As with so many popular trends, there came a backlash against the use of wet nurses. Come the late 1700s/early 1800s—as part of the reform movements that swept across the social landscape of Europe and the United States—many women and men were calling for a return to in-home breastfeeding of babies by their own mothers. It was even billed as a feminist issue, though women still bore the brunt of this new creed—where once you were not a “good enough woman” if you DID breastfeed; now, you were not “good enough” if you DIDN’T nurse your babes. (Sound familiar?)
In 1793, the French declared that women who did not breastfeed were ineligible for welfare. In 1794, the Germans took it a step further and made it a legal requirement that all healthy women breastfeed their babes. By the early 1800s, elite women were bragging about their commitment to breastfeeding. Ah how the tides do change.
Though wet nursing has never regained popularity, similar themes have risen and met their demise in times since. The 20th century equivalent came with the advent of infant formula. Elite men and women again led the charge. Formula has historically been both hailed and rejected. At one time, formula was considered superior to breast milk in purity and nutrition. Later it was condemned as a harmful substitute for human milk. Other arguments swirl around these, many of which we know well for we still swim in these cultural waters.
The sway between breastfeeding and formula use has been striking in the United States in the last hundred years or so. Prior to 1930, most all mothers nursed their babies. By the early 1970s, only 22 percent of mamas breastfed, and most only for the first few weeks of life. Today, breastfeeding rates are on the rise. In 2011, 79 percent of newborn infants were breastfeed. Though the World Health Organization currently recommends babies breastfeed for 2 years, many nursing pairs do not breastfeed that long. Of infants born in 2011, 49 percent were breastfeeding at 6 months and 27 percent at 12 months.
Women throughout all of history have been subject to the cultural ideals and mores of the current day. All women throughout time have done their best, given the constraints of work, responsibility, familial and social expectations, desire, health, and ability.
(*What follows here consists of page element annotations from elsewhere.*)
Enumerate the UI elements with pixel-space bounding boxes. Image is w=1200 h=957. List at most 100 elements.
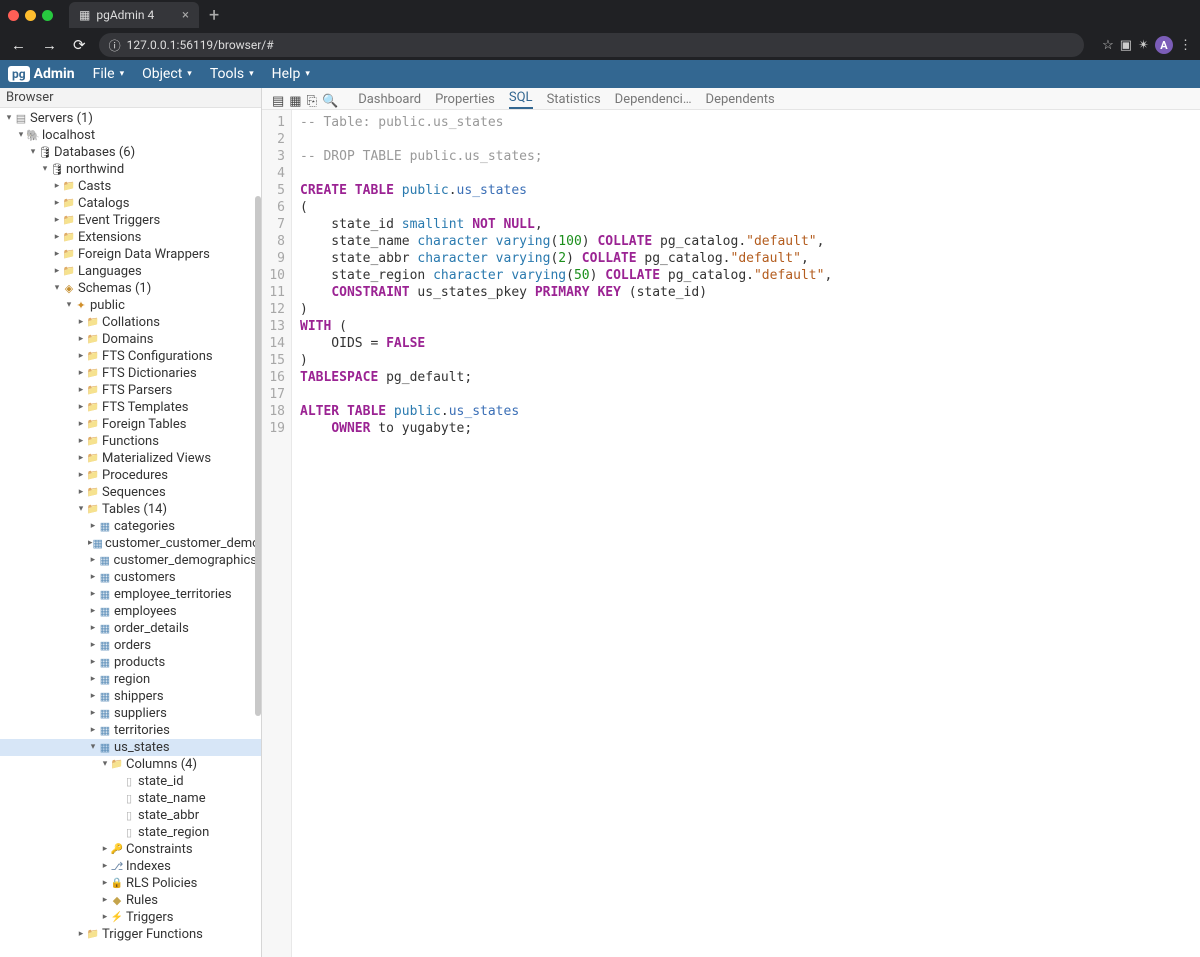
code-line[interactable]: TABLESPACE pg_default;	[300, 369, 832, 386]
code-line[interactable]: )	[300, 352, 832, 369]
reload-button[interactable]: ⟳	[70, 36, 89, 54]
minimize-window-icon[interactable]	[25, 10, 36, 21]
code-line[interactable]: OWNER to yugabyte;	[300, 420, 832, 437]
tree-toggle-icon[interactable]: ▾	[64, 297, 74, 314]
address-bar[interactable]: ⓘ 127.0.0.1:56119/browser/#	[99, 33, 1085, 57]
tree-schemas-1-[interactable]: ▾Schemas (1)	[0, 280, 261, 297]
toolbar-icon-1[interactable]: ▤	[272, 94, 284, 109]
code-line[interactable]: state_abbr character varying(2) COLLATE …	[300, 250, 832, 267]
tree-table-territories[interactable]: ▸territories	[0, 722, 261, 739]
tree-table-products[interactable]: ▸products	[0, 654, 261, 671]
tree-toggle-icon[interactable]: ▸	[52, 212, 62, 229]
tree-toggle-icon[interactable]: ▾	[76, 501, 86, 518]
sql-editor[interactable]: 12345678910111213141516171819 -- Table: …	[262, 110, 1200, 957]
tab-statistics[interactable]: Statistics	[547, 92, 601, 109]
menu-tools[interactable]: Tools	[210, 66, 254, 82]
tree-catalogs[interactable]: ▸Catalogs	[0, 195, 261, 212]
tree-toggle-icon[interactable]: ▸	[76, 331, 86, 348]
tree-toggle-icon[interactable]: ▸	[88, 688, 98, 705]
menu-file[interactable]: File	[93, 66, 125, 82]
code-line[interactable]: state_name character varying(100) COLLAT…	[300, 233, 832, 250]
tree-toggle-icon[interactable]: ▸	[100, 841, 110, 858]
tree-casts[interactable]: ▸Casts	[0, 178, 261, 195]
tree-table-customers[interactable]: ▸customers	[0, 569, 261, 586]
window-controls[interactable]	[8, 10, 53, 21]
tab-sql[interactable]: SQL	[509, 90, 533, 109]
tree-tables-14-[interactable]: ▾Tables (14)	[0, 501, 261, 518]
tree-table-suppliers[interactable]: ▸suppliers	[0, 705, 261, 722]
browser-tab[interactable]: ▦ pgAdmin 4 ×	[69, 2, 199, 28]
bookmark-icon[interactable]: ☆	[1102, 38, 1114, 53]
tree-foreign-data-wrappers[interactable]: ▸Foreign Data Wrappers	[0, 246, 261, 263]
new-tab-button[interactable]: +	[205, 5, 223, 26]
tree-column-state_name[interactable]: state_name	[0, 790, 261, 807]
tree-functions[interactable]: ▸Functions	[0, 433, 261, 450]
tree-table-customer_customer_demo[interactable]: ▸customer_customer_demo	[0, 535, 261, 552]
tree-northwind[interactable]: ▾northwind	[0, 161, 261, 178]
tree-toggle-icon[interactable]: ▸	[88, 552, 98, 569]
code-line[interactable]	[300, 131, 832, 148]
tree-toggle-icon[interactable]: ▾	[40, 161, 50, 178]
tree-toggle-icon[interactable]: ▸	[100, 875, 110, 892]
tree-toggle-icon[interactable]: ▸	[88, 705, 98, 722]
tree-toggle-icon[interactable]: ▸	[52, 229, 62, 246]
tree-table-orders[interactable]: ▸orders	[0, 637, 261, 654]
tree-fts-configurations[interactable]: ▸FTS Configurations	[0, 348, 261, 365]
tree-toggle-icon[interactable]: ▸	[100, 858, 110, 875]
code-line[interactable]: state_id smallint NOT NULL,	[300, 216, 832, 233]
tree-table-categories[interactable]: ▸categories	[0, 518, 261, 535]
tree-toggle-icon[interactable]: ▸	[88, 654, 98, 671]
tree-extensions[interactable]: ▸Extensions	[0, 229, 261, 246]
code-line[interactable]: OIDS = FALSE	[300, 335, 832, 352]
code-line[interactable]: (	[300, 199, 832, 216]
tree-rls-policies[interactable]: ▸RLS Policies	[0, 875, 261, 892]
tree-collations[interactable]: ▸Collations	[0, 314, 261, 331]
code-line[interactable]	[300, 386, 832, 403]
tree-toggle-icon[interactable]: ▸	[52, 246, 62, 263]
tree-toggle-icon[interactable]: ▸	[88, 671, 98, 688]
code-line[interactable]: CONSTRAINT us_states_pkey PRIMARY KEY (s…	[300, 284, 832, 301]
tree-toggle-icon[interactable]: ▸	[76, 365, 86, 382]
pgadmin-logo[interactable]: pgAdmin	[8, 66, 75, 82]
tree-toggle-icon[interactable]: ▸	[76, 382, 86, 399]
tree-toggle-icon[interactable]: ▾	[4, 110, 14, 127]
tab-properties[interactable]: Properties	[435, 92, 495, 109]
tree-toggle-icon[interactable]: ▸	[100, 909, 110, 926]
tree-toggle-icon[interactable]: ▸	[88, 586, 98, 603]
tree-column-state_abbr[interactable]: state_abbr	[0, 807, 261, 824]
extensions-icon[interactable]: ✴	[1138, 38, 1149, 53]
tree-materialized-views[interactable]: ▸Materialized Views	[0, 450, 261, 467]
tree-toggle-icon[interactable]: ▾	[100, 756, 110, 773]
tree-toggle-icon[interactable]: ▸	[88, 569, 98, 586]
tree-table-shippers[interactable]: ▸shippers	[0, 688, 261, 705]
tree-trigger-functions[interactable]: ▸Trigger Functions	[0, 926, 261, 943]
tree-toggle-icon[interactable]: ▾	[88, 739, 98, 756]
tree-toggle-icon[interactable]: ▸	[76, 926, 86, 943]
tree-toggle-icon[interactable]: ▸	[76, 399, 86, 416]
toolbar-icon-2[interactable]: ▦	[289, 94, 301, 109]
tree-toggle-icon[interactable]: ▸	[76, 314, 86, 331]
tree-toggle-icon[interactable]: ▾	[28, 144, 38, 161]
tree-indexes[interactable]: ▸Indexes	[0, 858, 261, 875]
tree-table-us_states[interactable]: ▾us_states	[0, 739, 261, 756]
tree-toggle-icon[interactable]: ▸	[52, 263, 62, 280]
tree-databases-6-[interactable]: ▾Databases (6)	[0, 144, 261, 161]
tree-toggle-icon[interactable]: ▸	[88, 518, 98, 535]
tree-toggle-icon[interactable]: ▸	[88, 637, 98, 654]
menu-object[interactable]: Object	[142, 66, 192, 82]
tree-rules[interactable]: ▸Rules	[0, 892, 261, 909]
tree-domains[interactable]: ▸Domains	[0, 331, 261, 348]
tree-table-employee_territories[interactable]: ▸employee_territories	[0, 586, 261, 603]
code-line[interactable]: WITH (	[300, 318, 832, 335]
code-line[interactable]: CREATE TABLE public.us_states	[300, 182, 832, 199]
tree-table-region[interactable]: ▸region	[0, 671, 261, 688]
maximize-window-icon[interactable]	[42, 10, 53, 21]
tree-procedures[interactable]: ▸Procedures	[0, 467, 261, 484]
tree-toggle-icon[interactable]: ▾	[16, 127, 26, 144]
tree-toggle-icon[interactable]: ▸	[76, 484, 86, 501]
tree-event-triggers[interactable]: ▸Event Triggers	[0, 212, 261, 229]
tree-constraints[interactable]: ▸Constraints	[0, 841, 261, 858]
tree-toggle-icon[interactable]: ▸	[100, 892, 110, 909]
code-line[interactable]: -- Table: public.us_states	[300, 114, 832, 131]
tree-fts-dictionaries[interactable]: ▸FTS Dictionaries	[0, 365, 261, 382]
Please note that this article does not attempt to be exhaustive in covering of breastfeeding's history, which is certainly a topic that could be covered in MUCH greater detail. This article does not cover historic breastfeeding trends worldwide, but rather, primarily focuses on Western culture, and even within this sphere of focus, much is surely uncovered. We invite you to delve further into this rich history should you so desire and share with us your interesting findings!
The information in this article is largely based on a chapter from Natalie Angier’s phenomenal book “Woman: An Intimate Geography.” For all those who love and care for the female body, this book is an incredibly insightful and valuable read.